The order now is to take advantage of the interest of utilities such as electricity, sanitation and gas to have a direct financial channel with their customers, in a potential market of more than 2.6 billion people in emerging countries, according to Bemobi’s accounts.
In addition, the company ended up setting up a credit risk assessment model specialized in lower-income families, based on the history of payments to concessionaires, a product it has sold to digital banks.
“In segments of the population with thinner credit data, we can compete with credit bureaus,” Ripper said.
ABROAD LISTING?
If the ability to perceive and move quickly to good business opportunities has been one of its strengths, on the other hand Bemobi complains of difficulties in explaining the nature of its business to investors.

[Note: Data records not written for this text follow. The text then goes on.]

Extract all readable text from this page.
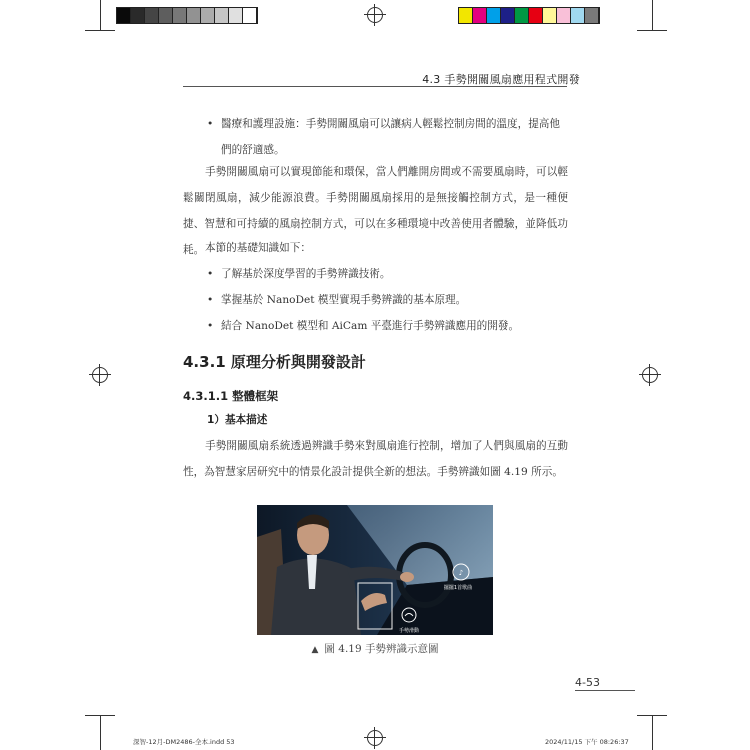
4.3 手勢開關風扇應用程式開發
• 醫療和護理設施：手勢開關風扇可以讓病人輕鬆控制房間的溫度，提高他們的舒適感。
手勢開關風扇可以實現節能和環保，當人們離開房間或不需要風扇時，可以輕鬆關閉風扇，減少能源浪費。手勢開關風扇採用的是無接觸控制方式，是一種便捷、智慧和可持續的風扇控制方式，可以在多種環境中改善使用者體驗，並降低功耗。 本節的基礎知識如下：
• 了解基於深度學習的手勢辨識技術。
• 掌握基於 NanoDet 模型實現手勢辨識的基本原理。
• 結合 NanoDet 模型和 AiCam 平臺進行手勢辨識應用的開發。
4.3.1 原理分析與開發設計
4.3.1.1 整體框架
1）基本描述
手勢開關風扇系統透過辨識手勢來對風扇進行控制，增加了人們與風扇的互動性，為智慧家居研究中的情景化設計提供全新的想法。手勢辨識如圖 4.19 所示。
♪
擺擺1首歌曲
手勢滑動
▲ 圖 4.19 手勢辨識示意圖
4-53
深智-12月-DM2486-全本.indd 53	2024/11/15 下午 08:26:37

“The market still hasn’t fully understood our business,” admits Ripper. “Actually, I can’t even get my mother to understand exactly what we do.”
The executive says that he is evaluating a possible future listing of Bemobi on exchanges abroad that already have a greater volume of technology-based companies, which would make it easier for the market to compare it with others with a similar profile and has already been probed in this regard by exchanges in the north. -American
“But first we have to do our homework with our investors,” he concluded.